Por Douglas Garcia Tenedini
Quando meu filho nasceu, vivi a alegria que todo pai conhece. Fiz planos, imaginei seu crescimento, sonhei com as descobertas que faríamos juntos e com os momentos que marcaram a infância dos meus outros filhos.
Com o passar do tempo, percebemos que o desenvolvimento dele seguia um ritmo diferente. Vieram as consultas, as orientações médicas e, aos dois anos de idade, recebemos o diagnóstico de Transtorno do Espectro Autista (TEA), com necessidade de suporte nível 2.
Como acontece com muitas famílias, aquele foi um momento de muitas perguntas. Não porque o amor tivesse mudado, mas porque uma nova realidade se apresentava diante de nós. Era preciso compreender o que significava o autismo, conhecer os caminhos disponíveis e aprender como poderíamos oferecer ao nosso filho o melhor desenvolvimento possível.
A primeira pergunta que passou pela minha cabeça foi simples: e agora?
Com o tempo, encontrei a resposta.
Percebi que meu filho continuava sendo exatamente a mesma criança. O diagnóstico não mudava seu sorriso, sua personalidade, seu jeito de demonstrar carinho ou a alegria que ele trazia para nossa família. O que mudou foi o nosso olhar. Passamos a entender melhor suas necessidades e a descobrir novas formas de estimular seu desenvolvimento.
Nossa rotina ganhou consultas, terapias, orientações de profissionais e muitos aprendizados. Cada pequena conquista passou a ter um significado especial. Aprendi que respeitar o tempo de cada criança é uma das maiores demonstrações de amor que um pai pode oferecer.
Também descobri uma realidade que muitas pessoas ainda desconhecem. As famílias atípicas enfrentam desafios diários, seja na busca por tratamentos, na garantia de direitos ou na construção de uma verdadeira inclusão. Mas também vivem momentos de alegria, superação e orgulho que merecem ser compartilhados.
Ao longo dessa caminhada, ouvi muitas vezes: “Você é um pai especial” ou “Parabéns por estar presente”.
Recebo essas palavras com gratidão, mas acredito que estar ao lado dos filhos deveria ser algo natural. Cuidar, proteger, incentivar e participar da vida deles é parte da paternidade.
Foi justamente por acreditar nisso que aceitei escrever esta coluna.
Quero compartilhar experiências reais, conversar sobre autismo, inclusão, direitos, educação e acessibilidade.

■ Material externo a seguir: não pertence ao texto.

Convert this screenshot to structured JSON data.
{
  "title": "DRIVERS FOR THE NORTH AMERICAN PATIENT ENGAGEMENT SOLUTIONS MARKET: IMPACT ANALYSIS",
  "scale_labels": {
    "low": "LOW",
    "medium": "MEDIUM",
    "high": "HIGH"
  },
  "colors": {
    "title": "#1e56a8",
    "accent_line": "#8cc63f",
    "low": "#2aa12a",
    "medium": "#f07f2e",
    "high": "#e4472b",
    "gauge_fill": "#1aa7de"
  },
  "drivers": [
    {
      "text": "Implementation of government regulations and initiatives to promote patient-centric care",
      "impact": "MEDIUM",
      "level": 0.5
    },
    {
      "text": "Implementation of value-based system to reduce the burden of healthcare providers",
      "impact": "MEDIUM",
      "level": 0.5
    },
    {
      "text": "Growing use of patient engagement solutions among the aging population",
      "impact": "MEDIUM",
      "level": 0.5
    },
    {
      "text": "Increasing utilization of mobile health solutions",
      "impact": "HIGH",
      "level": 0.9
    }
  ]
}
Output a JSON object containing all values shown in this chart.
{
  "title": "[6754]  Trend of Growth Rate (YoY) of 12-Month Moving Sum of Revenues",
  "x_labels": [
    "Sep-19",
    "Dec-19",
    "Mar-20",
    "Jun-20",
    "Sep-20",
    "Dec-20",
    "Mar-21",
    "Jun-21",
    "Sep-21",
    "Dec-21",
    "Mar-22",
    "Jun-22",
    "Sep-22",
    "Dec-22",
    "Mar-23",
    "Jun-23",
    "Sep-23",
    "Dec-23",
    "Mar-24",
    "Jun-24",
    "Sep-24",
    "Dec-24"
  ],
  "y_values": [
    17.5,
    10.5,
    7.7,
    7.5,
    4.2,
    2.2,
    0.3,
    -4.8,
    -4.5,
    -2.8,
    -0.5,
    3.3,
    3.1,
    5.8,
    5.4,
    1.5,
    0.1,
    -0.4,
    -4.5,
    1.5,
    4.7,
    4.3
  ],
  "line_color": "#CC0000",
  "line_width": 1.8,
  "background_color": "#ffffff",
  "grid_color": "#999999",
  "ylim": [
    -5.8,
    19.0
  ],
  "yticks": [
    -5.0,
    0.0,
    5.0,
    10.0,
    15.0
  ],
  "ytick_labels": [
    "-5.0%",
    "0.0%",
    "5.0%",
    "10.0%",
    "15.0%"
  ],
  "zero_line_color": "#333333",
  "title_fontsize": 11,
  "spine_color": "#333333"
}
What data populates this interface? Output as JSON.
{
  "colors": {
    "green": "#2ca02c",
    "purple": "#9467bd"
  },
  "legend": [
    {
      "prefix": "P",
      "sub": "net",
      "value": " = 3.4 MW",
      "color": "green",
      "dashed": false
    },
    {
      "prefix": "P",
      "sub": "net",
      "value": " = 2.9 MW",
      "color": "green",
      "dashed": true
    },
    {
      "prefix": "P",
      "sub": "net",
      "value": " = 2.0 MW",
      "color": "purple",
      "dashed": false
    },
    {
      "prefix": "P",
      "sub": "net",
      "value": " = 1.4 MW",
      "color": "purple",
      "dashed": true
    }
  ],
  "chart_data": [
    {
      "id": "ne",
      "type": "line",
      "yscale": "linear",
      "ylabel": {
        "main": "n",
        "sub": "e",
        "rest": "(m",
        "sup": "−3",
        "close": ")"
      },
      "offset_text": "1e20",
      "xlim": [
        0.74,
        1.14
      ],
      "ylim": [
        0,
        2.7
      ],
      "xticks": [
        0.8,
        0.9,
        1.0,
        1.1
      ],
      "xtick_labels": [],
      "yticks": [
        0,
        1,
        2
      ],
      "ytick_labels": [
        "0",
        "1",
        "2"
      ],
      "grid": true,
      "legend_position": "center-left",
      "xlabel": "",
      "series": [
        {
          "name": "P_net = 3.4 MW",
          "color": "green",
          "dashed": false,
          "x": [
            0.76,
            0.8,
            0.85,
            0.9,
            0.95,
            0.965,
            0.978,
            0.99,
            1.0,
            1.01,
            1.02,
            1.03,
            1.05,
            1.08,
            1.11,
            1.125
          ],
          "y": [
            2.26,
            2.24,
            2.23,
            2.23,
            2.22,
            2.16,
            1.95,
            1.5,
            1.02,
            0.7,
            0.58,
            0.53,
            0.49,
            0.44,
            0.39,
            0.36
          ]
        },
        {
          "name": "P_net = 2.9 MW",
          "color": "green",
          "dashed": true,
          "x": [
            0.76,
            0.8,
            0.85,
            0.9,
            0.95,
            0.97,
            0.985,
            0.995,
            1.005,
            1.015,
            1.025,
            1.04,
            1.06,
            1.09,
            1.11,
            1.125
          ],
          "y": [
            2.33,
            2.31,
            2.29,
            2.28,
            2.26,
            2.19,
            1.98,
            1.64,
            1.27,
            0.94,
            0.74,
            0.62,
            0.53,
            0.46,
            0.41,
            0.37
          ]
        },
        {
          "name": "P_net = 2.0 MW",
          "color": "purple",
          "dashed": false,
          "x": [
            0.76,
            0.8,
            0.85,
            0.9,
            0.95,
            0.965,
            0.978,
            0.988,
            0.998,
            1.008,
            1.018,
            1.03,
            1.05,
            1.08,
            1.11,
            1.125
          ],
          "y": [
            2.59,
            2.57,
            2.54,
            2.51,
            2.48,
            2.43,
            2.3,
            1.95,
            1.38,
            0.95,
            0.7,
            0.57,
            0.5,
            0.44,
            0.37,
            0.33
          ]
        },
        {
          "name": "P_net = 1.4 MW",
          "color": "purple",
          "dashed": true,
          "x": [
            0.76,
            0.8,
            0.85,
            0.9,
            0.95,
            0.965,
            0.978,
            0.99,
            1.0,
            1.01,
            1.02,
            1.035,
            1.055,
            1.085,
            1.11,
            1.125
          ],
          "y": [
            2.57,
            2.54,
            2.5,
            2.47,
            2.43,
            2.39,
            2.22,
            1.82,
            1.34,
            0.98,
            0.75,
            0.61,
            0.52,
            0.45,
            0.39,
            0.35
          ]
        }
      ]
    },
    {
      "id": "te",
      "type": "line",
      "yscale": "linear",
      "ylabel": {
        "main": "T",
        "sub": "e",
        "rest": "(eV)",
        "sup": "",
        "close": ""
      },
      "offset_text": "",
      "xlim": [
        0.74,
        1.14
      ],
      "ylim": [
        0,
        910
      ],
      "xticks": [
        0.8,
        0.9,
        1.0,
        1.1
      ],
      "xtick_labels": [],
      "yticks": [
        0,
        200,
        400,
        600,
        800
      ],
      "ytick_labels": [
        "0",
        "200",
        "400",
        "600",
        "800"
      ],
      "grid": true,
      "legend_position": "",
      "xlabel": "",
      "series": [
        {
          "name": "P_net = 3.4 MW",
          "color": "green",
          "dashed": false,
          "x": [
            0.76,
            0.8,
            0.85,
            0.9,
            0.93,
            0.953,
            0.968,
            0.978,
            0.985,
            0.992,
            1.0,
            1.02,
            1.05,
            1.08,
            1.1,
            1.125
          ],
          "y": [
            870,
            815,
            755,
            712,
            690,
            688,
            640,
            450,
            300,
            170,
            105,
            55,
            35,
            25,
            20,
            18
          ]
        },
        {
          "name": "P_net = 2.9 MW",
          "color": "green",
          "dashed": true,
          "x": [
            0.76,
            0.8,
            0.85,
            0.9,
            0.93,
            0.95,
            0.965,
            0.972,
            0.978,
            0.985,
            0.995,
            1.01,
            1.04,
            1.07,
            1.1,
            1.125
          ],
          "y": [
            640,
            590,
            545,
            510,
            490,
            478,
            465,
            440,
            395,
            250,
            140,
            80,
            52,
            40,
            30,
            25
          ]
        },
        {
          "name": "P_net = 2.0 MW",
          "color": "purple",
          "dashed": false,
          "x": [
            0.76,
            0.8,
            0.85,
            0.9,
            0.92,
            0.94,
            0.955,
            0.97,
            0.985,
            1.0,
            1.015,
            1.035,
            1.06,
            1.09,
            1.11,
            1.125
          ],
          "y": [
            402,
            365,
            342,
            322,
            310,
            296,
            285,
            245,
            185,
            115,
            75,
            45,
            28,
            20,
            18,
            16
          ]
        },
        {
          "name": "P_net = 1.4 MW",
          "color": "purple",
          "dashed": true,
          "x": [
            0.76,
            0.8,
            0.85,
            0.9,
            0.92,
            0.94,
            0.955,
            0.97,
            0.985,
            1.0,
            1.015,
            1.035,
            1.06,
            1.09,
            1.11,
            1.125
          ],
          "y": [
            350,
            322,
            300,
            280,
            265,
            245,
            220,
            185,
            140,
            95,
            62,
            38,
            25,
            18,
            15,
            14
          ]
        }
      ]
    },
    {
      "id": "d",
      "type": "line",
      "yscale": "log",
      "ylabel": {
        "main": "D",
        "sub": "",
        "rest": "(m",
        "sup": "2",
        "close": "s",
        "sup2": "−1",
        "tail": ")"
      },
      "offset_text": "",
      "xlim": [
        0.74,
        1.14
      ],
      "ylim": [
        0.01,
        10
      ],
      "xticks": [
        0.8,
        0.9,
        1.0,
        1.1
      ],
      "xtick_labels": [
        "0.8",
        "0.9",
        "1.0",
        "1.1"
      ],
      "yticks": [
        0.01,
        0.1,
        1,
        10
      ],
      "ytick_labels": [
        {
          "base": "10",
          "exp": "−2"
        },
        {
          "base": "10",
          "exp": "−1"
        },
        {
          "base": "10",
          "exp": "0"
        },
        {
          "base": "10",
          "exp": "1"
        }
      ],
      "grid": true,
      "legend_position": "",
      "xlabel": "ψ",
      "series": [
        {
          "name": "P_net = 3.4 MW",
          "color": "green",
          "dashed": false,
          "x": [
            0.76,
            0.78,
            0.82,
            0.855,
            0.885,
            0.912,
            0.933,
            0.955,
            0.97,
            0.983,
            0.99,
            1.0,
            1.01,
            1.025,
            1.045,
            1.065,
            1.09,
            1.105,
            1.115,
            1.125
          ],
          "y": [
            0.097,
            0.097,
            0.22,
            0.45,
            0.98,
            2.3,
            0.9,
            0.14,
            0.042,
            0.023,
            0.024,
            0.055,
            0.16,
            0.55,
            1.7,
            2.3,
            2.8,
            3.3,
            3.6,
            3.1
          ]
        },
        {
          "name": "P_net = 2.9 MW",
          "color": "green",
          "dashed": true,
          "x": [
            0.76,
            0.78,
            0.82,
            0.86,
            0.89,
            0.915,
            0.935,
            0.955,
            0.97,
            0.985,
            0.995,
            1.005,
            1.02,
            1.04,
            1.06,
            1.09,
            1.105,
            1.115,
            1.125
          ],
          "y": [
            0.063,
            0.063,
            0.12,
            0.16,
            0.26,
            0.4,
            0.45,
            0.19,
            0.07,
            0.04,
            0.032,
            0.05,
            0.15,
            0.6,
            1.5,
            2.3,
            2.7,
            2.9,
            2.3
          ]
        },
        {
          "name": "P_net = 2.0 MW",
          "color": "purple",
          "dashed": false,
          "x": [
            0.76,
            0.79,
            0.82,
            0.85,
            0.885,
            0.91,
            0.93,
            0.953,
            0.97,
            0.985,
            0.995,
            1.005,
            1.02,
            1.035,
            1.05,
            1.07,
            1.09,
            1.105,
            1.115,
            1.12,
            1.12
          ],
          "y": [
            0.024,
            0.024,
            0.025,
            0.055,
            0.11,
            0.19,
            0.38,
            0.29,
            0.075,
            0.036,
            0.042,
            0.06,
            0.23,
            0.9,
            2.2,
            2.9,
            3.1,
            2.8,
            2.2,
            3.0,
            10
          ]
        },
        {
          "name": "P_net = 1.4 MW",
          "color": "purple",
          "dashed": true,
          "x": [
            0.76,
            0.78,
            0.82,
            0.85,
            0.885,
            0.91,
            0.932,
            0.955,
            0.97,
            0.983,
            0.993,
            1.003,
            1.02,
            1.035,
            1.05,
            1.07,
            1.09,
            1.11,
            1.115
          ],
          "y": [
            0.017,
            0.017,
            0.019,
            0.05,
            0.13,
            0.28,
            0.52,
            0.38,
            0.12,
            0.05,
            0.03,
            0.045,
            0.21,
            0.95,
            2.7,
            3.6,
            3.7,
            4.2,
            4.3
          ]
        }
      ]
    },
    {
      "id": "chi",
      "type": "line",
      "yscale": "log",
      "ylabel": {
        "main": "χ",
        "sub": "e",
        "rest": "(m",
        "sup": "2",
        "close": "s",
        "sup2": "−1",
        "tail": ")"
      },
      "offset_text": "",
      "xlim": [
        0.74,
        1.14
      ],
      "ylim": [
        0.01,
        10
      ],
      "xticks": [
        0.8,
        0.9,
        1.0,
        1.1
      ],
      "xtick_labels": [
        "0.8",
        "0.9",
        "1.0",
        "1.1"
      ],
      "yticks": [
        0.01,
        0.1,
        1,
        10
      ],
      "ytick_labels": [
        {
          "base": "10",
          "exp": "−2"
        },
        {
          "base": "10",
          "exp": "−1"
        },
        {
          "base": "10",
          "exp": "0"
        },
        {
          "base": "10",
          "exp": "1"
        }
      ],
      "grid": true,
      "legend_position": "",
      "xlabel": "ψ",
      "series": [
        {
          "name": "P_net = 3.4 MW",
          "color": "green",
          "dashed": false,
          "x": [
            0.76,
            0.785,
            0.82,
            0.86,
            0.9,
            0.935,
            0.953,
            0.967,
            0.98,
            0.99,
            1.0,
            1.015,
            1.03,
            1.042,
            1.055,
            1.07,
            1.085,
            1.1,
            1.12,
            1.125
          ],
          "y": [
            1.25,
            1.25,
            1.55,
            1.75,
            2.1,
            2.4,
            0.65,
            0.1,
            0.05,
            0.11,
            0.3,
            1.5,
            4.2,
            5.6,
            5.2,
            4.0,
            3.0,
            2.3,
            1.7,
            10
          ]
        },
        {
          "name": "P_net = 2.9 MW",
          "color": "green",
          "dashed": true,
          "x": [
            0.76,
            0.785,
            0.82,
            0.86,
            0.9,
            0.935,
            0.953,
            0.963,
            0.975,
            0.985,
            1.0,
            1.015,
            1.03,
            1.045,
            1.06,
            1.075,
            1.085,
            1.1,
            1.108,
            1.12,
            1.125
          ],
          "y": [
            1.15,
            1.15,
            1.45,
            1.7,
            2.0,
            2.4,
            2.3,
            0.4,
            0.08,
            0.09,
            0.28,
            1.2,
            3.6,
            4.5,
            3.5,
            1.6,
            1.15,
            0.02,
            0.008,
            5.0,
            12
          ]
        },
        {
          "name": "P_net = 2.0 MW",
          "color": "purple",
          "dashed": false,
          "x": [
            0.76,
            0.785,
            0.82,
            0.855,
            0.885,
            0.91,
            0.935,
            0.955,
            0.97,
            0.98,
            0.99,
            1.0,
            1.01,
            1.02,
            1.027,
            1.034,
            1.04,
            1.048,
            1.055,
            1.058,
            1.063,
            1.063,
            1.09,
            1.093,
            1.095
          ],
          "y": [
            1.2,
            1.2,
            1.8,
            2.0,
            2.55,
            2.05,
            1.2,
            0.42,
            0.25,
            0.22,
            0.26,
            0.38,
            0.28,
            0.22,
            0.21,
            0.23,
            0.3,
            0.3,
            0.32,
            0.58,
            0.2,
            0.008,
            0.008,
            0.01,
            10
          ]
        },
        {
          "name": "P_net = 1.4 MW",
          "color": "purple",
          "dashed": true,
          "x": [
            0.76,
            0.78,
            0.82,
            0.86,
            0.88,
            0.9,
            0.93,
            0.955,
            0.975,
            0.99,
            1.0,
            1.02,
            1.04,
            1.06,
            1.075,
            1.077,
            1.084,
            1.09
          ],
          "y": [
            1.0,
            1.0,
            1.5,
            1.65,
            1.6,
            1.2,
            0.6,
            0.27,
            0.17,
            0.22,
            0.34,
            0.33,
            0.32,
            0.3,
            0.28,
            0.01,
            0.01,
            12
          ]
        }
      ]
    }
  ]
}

Quero falar não apenas dos desafios, mas também das conquistas, das descobertas e das alegrias que fazem parte da vida de tantas famílias.
Se você também é pai, mãe ou familiar de uma criança autista e está começando essa caminhada, saiba que você não está sozinho. Sempre haverá muito a aprender, mas também haverá motivos para comemorar cada avanço, por menor que ele pareça.
Meu filho me ensinou que cada pessoa tem seu próprio tempo, sua própria forma de enxergar o mundo e um potencial único para se desenvolver.
Hoje, tenho certeza de que ser pai atípico não mudou o amor que sinto pelo meu filho. Apenas ampliou minha forma de compreender a infância, a inclusão e o verdadeiro significado de estar presente.
É essa experiência que desejo compartilhar com você, a cada novo encontro nesta coluna.
Meu nome é Douglas Garcia Tenedini,
Eu tenho 46 anos, sou morador de Alvorada (RS), feirante e pai de três filhos: uma filha de 21 anos, um filho de 19 anos e um menino de 6 anos, que é autista nível 2 de suporte. A minha coluna A voz de um pai atípico que escolheu transformar desafios em luta por inclusão, respeito e dignidade.